Follow Us
Style Instagram
Style Twitter
Style Facebook

Tips to Get Children to Take Their Medicine

Some kids need to take medicine daily. Others have to take it when they are not feeling well. What can you do with a child who is resistant to taking medicine?

Be firm, positive and emphatic

“One of the biggest things is the way that we approach (giving medicine to kids) as parents,” says Adrienne Harmel, pediatric nurse practitioner at Urbana Pediatrics. “So much in parenting is an exercise in self-awareness (and) thinking about how you approach things.”

She notes parents and caregivers should approach medicine with a positive attitude. “(Children) feed off of our energy,” she says, noting that the calmer the parent is, the calmer the child will be. “If I start the conversation with, ‘I know you are going to hate it, but we have to take this medicine,’ it is not going to go well. (Instead try) ‘We went to the doctor and they gave us a medicine that is going to help us feel better. Isn’t that great that we have medicine that helps us stay healthy?’ Framing it that way, I think, helps,” Harmel says.

With children who are more resistant, The Pediatric Center of Frederick’s Dr. Paul Feinberg says that parents should be firm but empathic when getting their children to take their medicine. “I think parents should not be afraid to validate a child’s feelings because many kids are very anxious about taking medication. It is perfectly OK to say, ‘I know this is hard for you’ or ‘I know you are frightened,’” he says. “They shouldn’t necessarily try to discount that the child is having a particular emotion such as fear or anger.”

Think about how you administer medication

Generally, the best way to give young children medicine is through an oral syringe while they are sitting up. “You want to just squeeze a little bit at a time out of the syringe, and you want to angle the syringe toward the side of the cheek as opposed to straight in the back of the mouth because then they will gag,” Harmel says.

For children who are old enough to drink from a cup or ingest chewable medication, one of the best tactics that Harmel tells parents to employ is chasing the medicine with something such as juice or ice cream. Feinberg said sometimes giving kids something cold such as an ice pop helps to numb the mouth a bit from tasting the medicine.

Depending on the medication, parents may mix it with a child’s favorite food. “I’ve had a lot of parents mix medicine and chocolate syrup,” Harmel says. “Some (medicine) you can crush, or if it is a capsule, you can open it and sprinkle it in food. Mixing it in food is generally the best thing.”

Doctors can only prescribe medicine, but parents may want to check with pharmacies about potentially flavoring medicine. For children preschool age and older, Feinberg notes that kids should be given the opportunity to choose which flavor they want to take. This choice gives them a sense
of control.

Offer reassurance but be mindful of rewards

Bribery can also work, but medical professionals discourage parents from using food as a reward. “I try to make things experiential as opposed to food or a toy,” Harmel says. “It has to be something the child is going to be interested in.”

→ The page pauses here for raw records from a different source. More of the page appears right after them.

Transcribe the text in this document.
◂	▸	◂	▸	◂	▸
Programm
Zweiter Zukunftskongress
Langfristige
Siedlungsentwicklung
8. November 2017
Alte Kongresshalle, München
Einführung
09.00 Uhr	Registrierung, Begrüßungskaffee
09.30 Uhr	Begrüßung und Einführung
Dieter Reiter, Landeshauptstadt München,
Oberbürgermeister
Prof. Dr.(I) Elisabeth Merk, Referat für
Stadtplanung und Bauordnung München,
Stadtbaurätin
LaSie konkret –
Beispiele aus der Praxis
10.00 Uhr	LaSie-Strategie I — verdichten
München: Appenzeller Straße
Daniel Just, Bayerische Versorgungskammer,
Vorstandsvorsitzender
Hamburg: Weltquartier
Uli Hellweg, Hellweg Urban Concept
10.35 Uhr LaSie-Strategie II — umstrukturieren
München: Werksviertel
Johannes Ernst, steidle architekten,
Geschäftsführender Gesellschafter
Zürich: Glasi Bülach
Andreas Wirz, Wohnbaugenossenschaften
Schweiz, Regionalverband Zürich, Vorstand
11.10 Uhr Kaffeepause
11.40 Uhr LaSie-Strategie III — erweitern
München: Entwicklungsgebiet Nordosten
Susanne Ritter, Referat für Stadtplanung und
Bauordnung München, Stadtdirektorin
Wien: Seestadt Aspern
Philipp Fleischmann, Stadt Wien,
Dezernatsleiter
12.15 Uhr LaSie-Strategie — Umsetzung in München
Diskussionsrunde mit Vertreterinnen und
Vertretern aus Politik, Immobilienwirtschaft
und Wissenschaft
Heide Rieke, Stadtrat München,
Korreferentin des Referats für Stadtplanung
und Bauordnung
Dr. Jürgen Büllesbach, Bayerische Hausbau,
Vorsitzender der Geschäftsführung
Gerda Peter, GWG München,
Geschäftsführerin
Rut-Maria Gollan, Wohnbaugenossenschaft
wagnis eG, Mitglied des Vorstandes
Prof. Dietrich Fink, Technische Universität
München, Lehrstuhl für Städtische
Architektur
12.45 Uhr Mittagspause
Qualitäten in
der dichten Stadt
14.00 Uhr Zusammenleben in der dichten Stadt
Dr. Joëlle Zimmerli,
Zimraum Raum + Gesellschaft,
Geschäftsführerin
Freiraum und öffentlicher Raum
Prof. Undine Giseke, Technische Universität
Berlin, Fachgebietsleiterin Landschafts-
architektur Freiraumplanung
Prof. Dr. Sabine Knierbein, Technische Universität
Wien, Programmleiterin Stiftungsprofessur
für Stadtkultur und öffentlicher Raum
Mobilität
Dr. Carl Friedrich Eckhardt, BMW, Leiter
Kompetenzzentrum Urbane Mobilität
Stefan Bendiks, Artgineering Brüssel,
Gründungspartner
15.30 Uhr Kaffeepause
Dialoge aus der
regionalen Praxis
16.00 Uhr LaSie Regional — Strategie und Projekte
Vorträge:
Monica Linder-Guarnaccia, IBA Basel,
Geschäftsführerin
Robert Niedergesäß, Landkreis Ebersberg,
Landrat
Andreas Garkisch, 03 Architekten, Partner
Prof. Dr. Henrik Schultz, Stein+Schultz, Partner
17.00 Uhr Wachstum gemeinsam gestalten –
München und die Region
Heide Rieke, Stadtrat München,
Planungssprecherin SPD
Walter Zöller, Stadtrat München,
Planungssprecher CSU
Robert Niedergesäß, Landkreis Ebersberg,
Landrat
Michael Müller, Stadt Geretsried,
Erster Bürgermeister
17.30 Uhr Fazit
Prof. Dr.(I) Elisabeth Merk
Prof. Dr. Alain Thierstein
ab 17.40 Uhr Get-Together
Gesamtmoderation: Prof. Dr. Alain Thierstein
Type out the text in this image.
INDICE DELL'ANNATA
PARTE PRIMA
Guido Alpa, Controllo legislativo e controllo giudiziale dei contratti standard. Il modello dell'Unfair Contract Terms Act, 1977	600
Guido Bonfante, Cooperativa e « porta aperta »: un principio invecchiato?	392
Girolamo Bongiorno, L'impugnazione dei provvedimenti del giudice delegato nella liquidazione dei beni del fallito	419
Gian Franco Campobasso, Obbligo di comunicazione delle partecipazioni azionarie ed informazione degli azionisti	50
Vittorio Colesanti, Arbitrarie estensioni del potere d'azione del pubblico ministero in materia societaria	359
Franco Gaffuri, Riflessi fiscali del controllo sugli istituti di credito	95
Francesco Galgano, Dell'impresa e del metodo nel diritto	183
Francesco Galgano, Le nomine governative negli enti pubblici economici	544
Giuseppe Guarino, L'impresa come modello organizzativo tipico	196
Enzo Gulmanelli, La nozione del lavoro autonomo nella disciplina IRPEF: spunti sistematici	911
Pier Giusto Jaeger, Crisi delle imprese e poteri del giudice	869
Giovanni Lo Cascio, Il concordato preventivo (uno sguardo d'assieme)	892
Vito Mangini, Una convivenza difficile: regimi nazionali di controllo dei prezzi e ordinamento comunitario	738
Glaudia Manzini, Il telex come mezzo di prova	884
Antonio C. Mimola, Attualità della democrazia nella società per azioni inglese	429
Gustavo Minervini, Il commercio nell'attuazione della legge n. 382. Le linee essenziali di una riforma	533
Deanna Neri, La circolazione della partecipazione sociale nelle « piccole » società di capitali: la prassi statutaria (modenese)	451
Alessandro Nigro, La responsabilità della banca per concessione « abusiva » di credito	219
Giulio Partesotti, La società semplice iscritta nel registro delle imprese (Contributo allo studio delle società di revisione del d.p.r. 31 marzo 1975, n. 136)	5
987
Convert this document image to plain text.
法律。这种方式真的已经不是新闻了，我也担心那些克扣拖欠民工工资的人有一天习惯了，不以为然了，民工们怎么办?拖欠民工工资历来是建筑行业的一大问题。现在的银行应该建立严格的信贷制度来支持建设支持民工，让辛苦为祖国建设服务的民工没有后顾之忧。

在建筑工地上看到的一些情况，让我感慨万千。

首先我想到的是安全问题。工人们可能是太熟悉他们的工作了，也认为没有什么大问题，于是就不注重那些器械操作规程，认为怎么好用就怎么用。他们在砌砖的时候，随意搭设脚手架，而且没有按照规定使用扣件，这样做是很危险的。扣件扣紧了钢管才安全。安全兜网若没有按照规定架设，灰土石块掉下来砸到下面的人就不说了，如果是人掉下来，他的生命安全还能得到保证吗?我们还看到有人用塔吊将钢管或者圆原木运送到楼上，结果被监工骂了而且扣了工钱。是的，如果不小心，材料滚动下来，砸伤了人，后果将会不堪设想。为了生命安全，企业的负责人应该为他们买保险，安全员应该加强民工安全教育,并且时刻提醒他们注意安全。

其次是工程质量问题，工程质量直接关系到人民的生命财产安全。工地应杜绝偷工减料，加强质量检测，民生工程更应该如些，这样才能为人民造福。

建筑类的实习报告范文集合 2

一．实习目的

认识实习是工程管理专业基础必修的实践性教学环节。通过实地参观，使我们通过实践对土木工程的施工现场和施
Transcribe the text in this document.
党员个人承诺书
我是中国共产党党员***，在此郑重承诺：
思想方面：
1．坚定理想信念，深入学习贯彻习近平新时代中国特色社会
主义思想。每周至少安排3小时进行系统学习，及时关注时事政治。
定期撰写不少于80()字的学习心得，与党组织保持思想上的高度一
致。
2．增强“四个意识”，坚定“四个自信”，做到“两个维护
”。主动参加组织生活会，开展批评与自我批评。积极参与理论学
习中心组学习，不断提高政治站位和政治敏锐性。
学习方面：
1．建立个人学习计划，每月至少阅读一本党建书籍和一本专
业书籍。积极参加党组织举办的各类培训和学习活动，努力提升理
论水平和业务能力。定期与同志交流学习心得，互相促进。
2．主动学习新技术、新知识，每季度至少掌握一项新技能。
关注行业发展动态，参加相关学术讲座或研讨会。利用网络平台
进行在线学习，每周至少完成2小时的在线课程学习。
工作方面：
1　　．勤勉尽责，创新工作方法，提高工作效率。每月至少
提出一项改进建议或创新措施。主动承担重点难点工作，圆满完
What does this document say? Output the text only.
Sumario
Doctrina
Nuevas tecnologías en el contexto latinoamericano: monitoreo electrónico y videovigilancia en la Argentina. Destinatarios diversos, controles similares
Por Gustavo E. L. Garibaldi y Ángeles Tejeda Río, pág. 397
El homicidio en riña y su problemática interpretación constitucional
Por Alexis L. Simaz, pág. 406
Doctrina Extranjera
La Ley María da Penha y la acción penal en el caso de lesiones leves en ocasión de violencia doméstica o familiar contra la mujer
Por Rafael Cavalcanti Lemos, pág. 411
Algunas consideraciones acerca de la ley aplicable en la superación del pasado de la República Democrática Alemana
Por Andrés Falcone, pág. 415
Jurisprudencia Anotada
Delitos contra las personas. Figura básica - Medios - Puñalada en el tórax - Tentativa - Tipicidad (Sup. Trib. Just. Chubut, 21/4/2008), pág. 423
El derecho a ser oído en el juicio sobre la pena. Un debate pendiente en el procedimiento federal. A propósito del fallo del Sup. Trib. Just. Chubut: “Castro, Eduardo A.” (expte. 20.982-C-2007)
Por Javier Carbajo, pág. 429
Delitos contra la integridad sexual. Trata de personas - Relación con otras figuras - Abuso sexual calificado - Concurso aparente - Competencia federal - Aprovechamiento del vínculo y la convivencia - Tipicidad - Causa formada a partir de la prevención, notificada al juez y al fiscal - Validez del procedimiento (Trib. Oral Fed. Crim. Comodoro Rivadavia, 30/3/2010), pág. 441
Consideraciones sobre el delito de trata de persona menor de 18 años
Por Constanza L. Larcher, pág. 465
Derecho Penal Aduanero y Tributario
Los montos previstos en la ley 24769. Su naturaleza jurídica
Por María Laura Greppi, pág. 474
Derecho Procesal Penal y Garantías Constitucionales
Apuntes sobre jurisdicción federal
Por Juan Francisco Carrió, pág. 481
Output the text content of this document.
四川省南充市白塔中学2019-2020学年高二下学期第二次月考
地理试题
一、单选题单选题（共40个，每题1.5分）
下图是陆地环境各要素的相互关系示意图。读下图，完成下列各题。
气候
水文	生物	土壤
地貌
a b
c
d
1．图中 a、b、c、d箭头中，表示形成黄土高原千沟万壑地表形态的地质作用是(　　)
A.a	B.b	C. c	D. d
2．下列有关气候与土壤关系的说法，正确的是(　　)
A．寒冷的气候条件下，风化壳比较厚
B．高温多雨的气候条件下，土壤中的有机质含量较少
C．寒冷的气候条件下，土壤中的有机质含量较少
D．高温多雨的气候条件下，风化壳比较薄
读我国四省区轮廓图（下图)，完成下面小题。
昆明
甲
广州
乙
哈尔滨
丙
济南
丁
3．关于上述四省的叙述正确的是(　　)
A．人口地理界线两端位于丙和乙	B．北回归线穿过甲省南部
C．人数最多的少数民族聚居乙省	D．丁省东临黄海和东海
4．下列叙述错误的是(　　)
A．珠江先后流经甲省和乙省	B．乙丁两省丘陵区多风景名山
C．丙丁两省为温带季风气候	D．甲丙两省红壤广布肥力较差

Feinberg notes that the reward doesn’t have to be a complicated activity. “It can be something that lasts a short period of time,” he says.

Pediatricians can also play a role in getting children to take their medicine. If children bring a doll or stuffed animal to an appointment, Harmel will often take the toy’s temperature and listen to the toy’s heartbeat first and tell her patients that it’s their turn. She will also encourage the children to have their toys take medicine in a role-play game.

“A pediatrician can talk to the child and be another voice of authority that children might respond to more than parents in terms of taking the medication,” Feinberg says. “A lot of kids will respond to the pediatrician saying this is something you have to do, whereas they won’t for the parents.”

For older children, Harmel says that parents may ask their children whether they want to do certain activities again, such as dancing or playing soccer. If they say yes, then parents can tell them they need to take their medicine so that they can do what they want to do.

“I try to help them feel a sense of power and autonomy in helping themselves to get better, and taking their medicine is one of the most important things,” she says. “Kids love autonomy, and (by) making them feel important and feel like they are involved in the process, you will often get better outcomes when they feel like they are a part of the choice and when they have some power.”